On n’a jamais fait de la physique en ayant peur d’être ambitieux. En se disant que c’est trop compliqué, que c’est trop coûteux, trop dangereux, trop alambiqué. Les plus belles expériences, finalement, ce sont les plus audacieuses.

Alors, quand Mi. nous dit, de retour à son bureau : « Il est vraiment super, votre projet G. Moi je suis persuadé qu’un jour, vous serez célèbres. » je garde ça précieusement dans mon tiroir à jolies phrases et surtout à belles personnes. C’est avec ces soutiens et ces enthousiasmes-là qu’on a toujours avancé dans la science.

Photo-multiplicateurs (toutes les ampoules dorées) à l’intérieur de la cuve du détecteur de neutrinos Super-Kamiokande, 2006.

Vacances !

La route vers le Grand Sud – de nuit – est longue : le temps de lire à voix haute des articles sur John Wheeler et ses 46 doctorants de Princeton en traversant la Virginie occidentale, de disserter sur le principe anthropique en traversant la Virginie, d’écouter tout Nina Simone en traversant la Caroline du Nord, du Charleston des années 20 en traversant la Caroline du Sud.

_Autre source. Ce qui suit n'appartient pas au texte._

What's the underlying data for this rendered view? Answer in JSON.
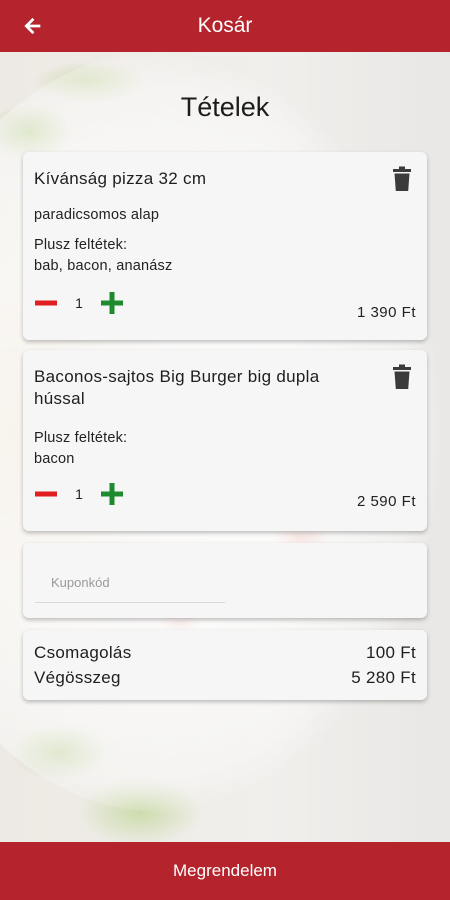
{
  "header": {
    "title": "Kosár",
    "back_icon": "arrow-left-icon"
  },
  "section_title": "Tételek",
  "items": [
    {
      "name": "Kívánság pizza 32 cm",
      "base": "paradicsomos alap",
      "extras_label": "Plusz feltétek:",
      "extras": "bab, bacon, ananász",
      "quantity": "1",
      "price": "1 390 Ft"
    },
    {
      "name": "Baconos-sajtos Big Burger big dupla hússal",
      "extras_label": "Plusz feltétek:",
      "extras": "bacon",
      "quantity": "1",
      "price": "2 590 Ft"
    }
  ],
  "coupon": {
    "placeholder": "Kuponkód",
    "value": ""
  },
  "summary": {
    "packaging_label": "Csomagolás",
    "packaging_value": "100 Ft",
    "total_label": "Végösszeg",
    "total_value": "5 280 Ft"
  },
  "footer": {
    "order_label": "Megrendelem"
  },
  "colors": {
    "brand": "#b5232c",
    "minus": "#e02020",
    "plus": "#1e8a2e"
  }
}
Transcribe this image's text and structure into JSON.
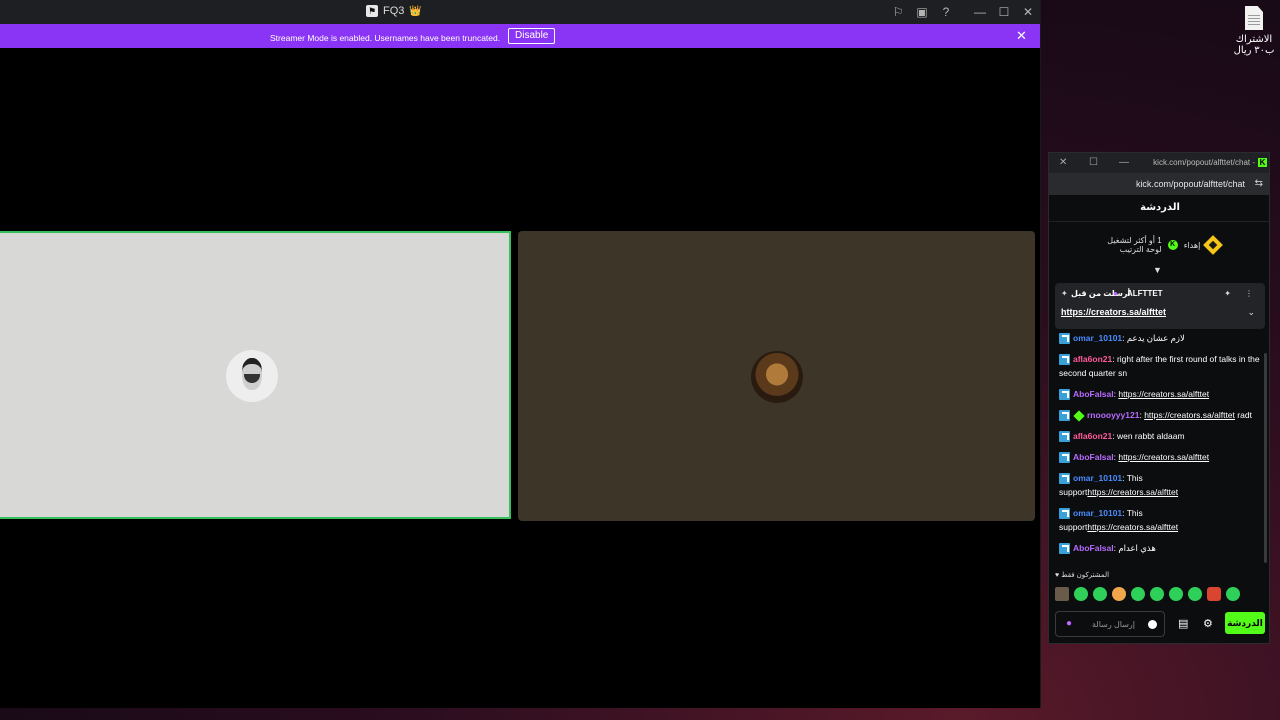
{
  "desktop": {
    "icon_label": "الاشتراك ب٣٠ ريال"
  },
  "main_window": {
    "title": "FQ3",
    "title_emoji": "👑",
    "banner": {
      "message": "Streamer Mode is enabled. Usernames have been truncated.",
      "button": "Disable"
    }
  },
  "chat_window": {
    "title": "kick.com/popout/alfttet/chat -",
    "url": "kick.com/popout/alfttet/chat",
    "header": "الدردشة",
    "sub_goal": {
      "prefix": "إهداء",
      "text": "1 أو أكثر لتشغيل لوحة الترتيب"
    },
    "pinned": {
      "pinned_by": "أرسلت من قبل",
      "username": "ALFTTET",
      "link": "https://creators.sa/alfttet"
    },
    "messages": [
      {
        "user": "omar_10101",
        "color": "#4a8cff",
        "text": "لازم عشان يدعم",
        "link": "",
        "gem": false
      },
      {
        "user": "afla6on21",
        "color": "#ff5a9a",
        "text": "right after the first round of talks in the second quarter sn",
        "link": "",
        "gem": false
      },
      {
        "user": "AboFalsal",
        "color": "#b86bff",
        "text": "",
        "link": "https://creators.sa/alfttet",
        "gem": false
      },
      {
        "user": "rnoooyyy121",
        "color": "#b86bff",
        "text": "radt",
        "link": "https://creators.sa/alfttet",
        "gem": true
      },
      {
        "user": "afla6on21",
        "color": "#ff5a9a",
        "text": "wen rabbt aldaam",
        "link": "",
        "gem": false
      },
      {
        "user": "AboFalsal",
        "color": "#b86bff",
        "text": "",
        "link": "https://creators.sa/alfttet",
        "gem": false
      },
      {
        "user": "omar_10101",
        "color": "#4a8cff",
        "text": "This support",
        "link": "https://creators.sa/alfttet",
        "gem": false
      },
      {
        "user": "omar_10101",
        "color": "#4a8cff",
        "text": "This support",
        "link": "https://creators.sa/alfttet",
        "gem": false
      },
      {
        "user": "AboFalsal",
        "color": "#b86bff",
        "text": "هذي اعدام",
        "link": "",
        "gem": false
      }
    ],
    "subs_only": "المشتركون فقط",
    "input_placeholder": "إرسال رسالة",
    "send_button": "الدردشة"
  },
  "colors": {
    "banner": "#8a35f5",
    "kick_green": "#53fc18",
    "speaking_border": "#36c15d"
  }
}
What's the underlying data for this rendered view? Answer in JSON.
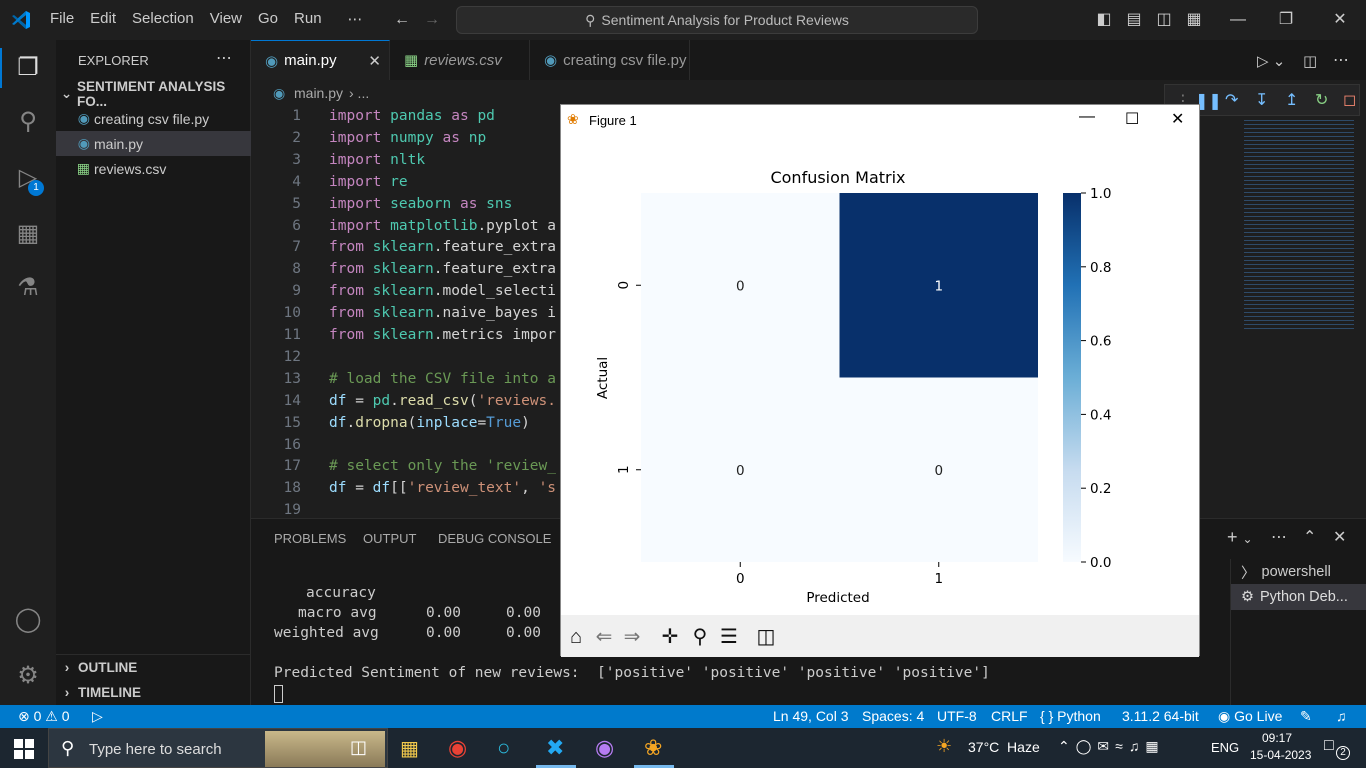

Pour le déjeuner, je déniche un take away sur la route dans une cahute désolée, et nous mangeons des collard greens, du yellow rice with gravy, du fried chicken et du smothered pork chops, le tout accompagné de corn bread, cuit dans les fourneaux d’une dame du Great South.

À la bouffée humide de l’air à la sortie de la voiture et au contact de la nourriture sur les papilles, je suis envahie de ce sentiment de me retrouver, sous forme d’une madeleine dont je n’identifie toujours pas la source. J’ai cherché longtemps : un mélange d’Atlanta, d’Italie, de nos vacances en Catalogne à la sortie du confinement, notre road-trip vers la Louisiane au moment du volcan islandais… Et ce luxe rare d’être partie avec une todo-list réduite à zéro, d’avoir mis un répondeur automatique sur mes mails. En plein mois de mars. Improbable.

Tout étant parfait, y compris les garçons, qui sont des modèles de petits voyageurs curieux et flexibles, j’en profite pour être stressée, odieuse, rigide, pour être saoulée par les commerçants, les petites situations ratées, pester toute la journée et être de mauvaise humeur. Tout ce que j’ai arrêté d’être dans la vie (?), d’un coup, j’ai une envie irrésistible de le déverser dans les marais de Caroline du Sud. C’est donc ça, les vacances…!

Son : [Je n’allais pas vous épargner ça !] Phénoménale Nina Simone dans, Sinnerman, in Pastel Blues, 1965.

Angel Oak Tree, Johns Island, South Carolina. L’arbre aurait 400 ans.